Codes and Expansions (CodEx) Seminar
Markus Grassl (International Centre for Theory of Quantum Technologies (ICTQT), University of Gdańsk)
Computing SIC-POVMs using Permutation Symmetries and Stark Units
SIC-POVMs are generalised quantum measurements which are of particular
interest in the context of quantum state tomography and quantum key
distribution. Alternatively, they can be described by \(d^2\) unit
vectors in \(\mathbb{C}^d\) such that the inner product between any
pair of vectors has constant modulus.
Zauner conjectured that SIC-POVMs existed for all finite dimensions and
that they could be constructed as orbits of a so-called fiducial vector
under the Weyl-Heisenberg group. Despite a lot of effort, numerical
or exact fiducial vectors are only known for a finite, albeit growing
list of dimensions. Currently, numerical ones have been found for all
dimensions up to 193. Solutions in larger dimensions have been found
as part of conjectured families obeying additional symmetries.

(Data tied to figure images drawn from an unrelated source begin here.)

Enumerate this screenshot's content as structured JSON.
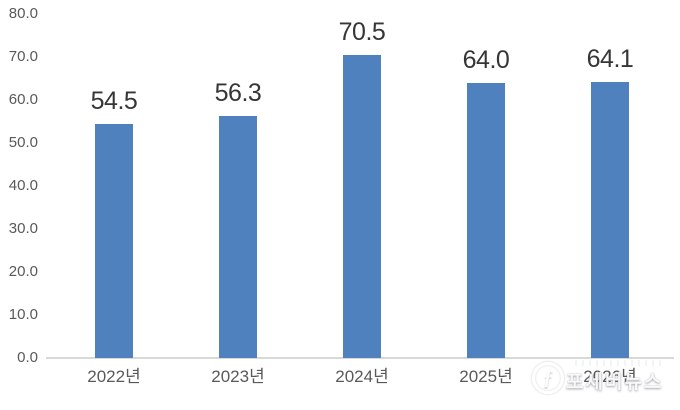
{
  "chart_data": {
    "type": "bar",
    "title": "",
    "xlabel": "",
    "ylabel": "",
    "categories": [
      "2022년",
      "2023년",
      "2024년",
      "2025년",
      "2026년"
    ],
    "values": [
      54.5,
      56.3,
      70.5,
      64.0,
      64.1
    ],
    "value_labels": [
      "54.5",
      "56.3",
      "70.5",
      "64.0",
      "64.1"
    ],
    "ylim": [
      0,
      80
    ],
    "ytick_step": 10,
    "ytick_labels": [
      "0.0",
      "10.0",
      "20.0",
      "30.0",
      "40.0",
      "50.0",
      "60.0",
      "70.0",
      "80.0"
    ],
    "grid": false,
    "legend_position": "none",
    "bar_color": "#4e81bd",
    "value_label_color": "#363636",
    "axis_label_color": "#595959",
    "axis_line_color": "#d9d9d9"
  },
  "watermark": {
    "logo_glyph": "ƒ",
    "text": "포세버뉴스"
  }
}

The talk will highlight the methods used to find numerical and exact
SIC-POVMs. Links to number-theoretic conjectures in this context
allow to convert numerical solutions into exact solutions, including
dimensions 844 and 1299.
Further inspection of the exact solutions indicates new connections to
Stark's conjectures. Using Stark units, we have been able to compute
SIC-POVMs in some four- and five-digit dimensions, the largest being
39604.
The talk is partially based on joint work with with Marcus Appleby,
Ingemar Bengtsson, Michael Harrison, and Gary McConnell.